Every now and then I have those moments where I begin to wonder why I was given diabetes. Of course there are no answers that would satisfy me, in fact I don't believe there really are any answers at all. Only the answers I give myself back when I question myself, to make myself feel better about my situation. I was given diabetes, I was given diabetes for some strange reason, and here I am really bathing in it, trying to see what more can come with my diagnosis, new friends, new experiences, career possibilities, a voice.
The other night I was lying in bed. My insulin pump, which I let freely roam in my bed with me, keeping us connected by the 23 inch tubing, was driving me insane. I was tossing back and forth and each time it twisted around me, pulling my site, not enough to rip it out but enough to feel the pinch. I didn't want to get out of bed to grab the clip, still I knew had I clipped it to my pajama bottoms I would be shuffling it around, as it is very uncomfortable to lay on. My mind slowly began to wander, wander to the place that questions diabetes, that hates diabetes.
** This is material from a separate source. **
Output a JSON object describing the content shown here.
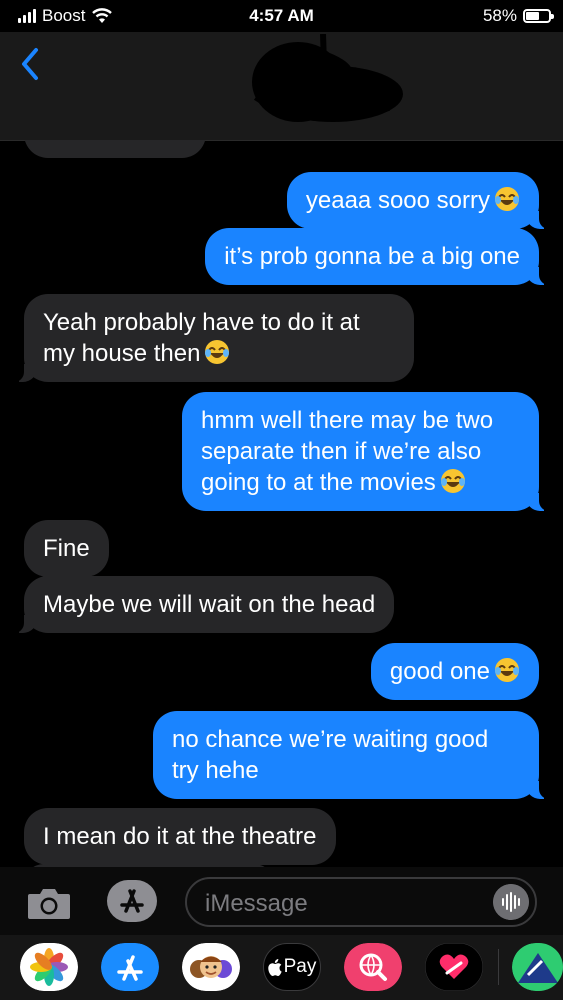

I thought about how I managed to not have diabetes for almost 19 years of my life, and how I wish it just never happened, whatever triggered it etc. I hate that I have to worry about everything from my feet not healing properly, to my eyes not being able to see no longer. Why does diabetes haunt us so much? Why do I have to worry about the risk during pregnancy being diabetic, can I get pregnant? Why do I have to relate every little headache, pain, frustration to diabetes - can it be something else? Why is diabetes haunting infants, children, teens, young adults, and adults?
I shook the thought out of my head. For there is nothing that I can do about the fact that I have diabetes. Whether or not I like it, I have to deal with it. It is just incredibly frustrating knowing that it is more than just sugar and insulin. So much more.